The paper’s editorial board and columnists initially seemed at sea, wrestling with what to say. It took regular columnist Nicholas Kristof to remind readers of the huge cost in lives and money of America’s reckless decision to invade. Thomas Friedman offered his opinion: “For now, I’d stay out of this fight—not because it’s the best option but because it’s the least bad.” Still, the basic question, complained one reader, was why had the paper welcomed only one set of opinions while thus far avoiding comparable space for dissenting views? Was it because the Times did not take antiwar, anti-interventionist critics too seriously? If so, did its editors still take the neocons more seriously?
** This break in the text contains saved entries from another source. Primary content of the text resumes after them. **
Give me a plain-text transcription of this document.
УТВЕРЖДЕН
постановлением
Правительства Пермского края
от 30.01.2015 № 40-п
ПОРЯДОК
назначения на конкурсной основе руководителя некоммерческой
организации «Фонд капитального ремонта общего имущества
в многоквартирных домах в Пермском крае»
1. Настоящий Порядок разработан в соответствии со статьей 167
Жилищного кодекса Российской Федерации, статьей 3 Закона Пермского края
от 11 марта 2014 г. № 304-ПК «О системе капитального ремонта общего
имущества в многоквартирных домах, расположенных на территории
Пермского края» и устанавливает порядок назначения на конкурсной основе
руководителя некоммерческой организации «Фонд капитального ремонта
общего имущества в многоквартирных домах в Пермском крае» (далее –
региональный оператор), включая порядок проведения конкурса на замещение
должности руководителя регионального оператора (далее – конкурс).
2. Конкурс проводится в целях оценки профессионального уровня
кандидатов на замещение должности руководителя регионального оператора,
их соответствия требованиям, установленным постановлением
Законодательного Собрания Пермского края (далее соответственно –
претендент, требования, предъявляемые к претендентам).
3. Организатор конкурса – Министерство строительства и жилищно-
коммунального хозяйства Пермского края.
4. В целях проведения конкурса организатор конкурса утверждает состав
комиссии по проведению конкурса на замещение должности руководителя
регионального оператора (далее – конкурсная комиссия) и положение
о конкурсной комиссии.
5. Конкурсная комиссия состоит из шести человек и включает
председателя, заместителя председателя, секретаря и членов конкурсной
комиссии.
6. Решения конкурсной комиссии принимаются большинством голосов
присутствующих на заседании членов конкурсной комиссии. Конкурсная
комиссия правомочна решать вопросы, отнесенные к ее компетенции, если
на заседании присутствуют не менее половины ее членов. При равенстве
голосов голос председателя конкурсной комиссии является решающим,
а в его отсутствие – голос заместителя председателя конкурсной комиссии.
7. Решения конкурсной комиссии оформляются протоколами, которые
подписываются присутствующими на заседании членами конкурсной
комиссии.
Remember the neocons, those living room warriors who played so crucial a noncombatant role in the run-up to the Iraq war? When an off-Broadway play opened some years back it had the brilliant title “Now That Communism is Dead My Life Feels Empty.” By the time George W. was in the White House, younger second-string and too often second-rate neocons had flocked to Washington where the jobs, money and prestige were available, courtesy of extremely well-funded right wing think tanks and subsidized publications. After 9/11 they helped spread tales about WMDs and Saddam's close connections to the attackers. Exalters of an American imperium with fantasies of preemptive war, they never considered that the invasion they sought just might result in unexpected consequences: No flowers or kisses from ebullient Iraqi crowds, savage guerilla resistance, civil wars, and the birth and rebirth of new terrorists. Their dream became a nightmare. Now they’re back.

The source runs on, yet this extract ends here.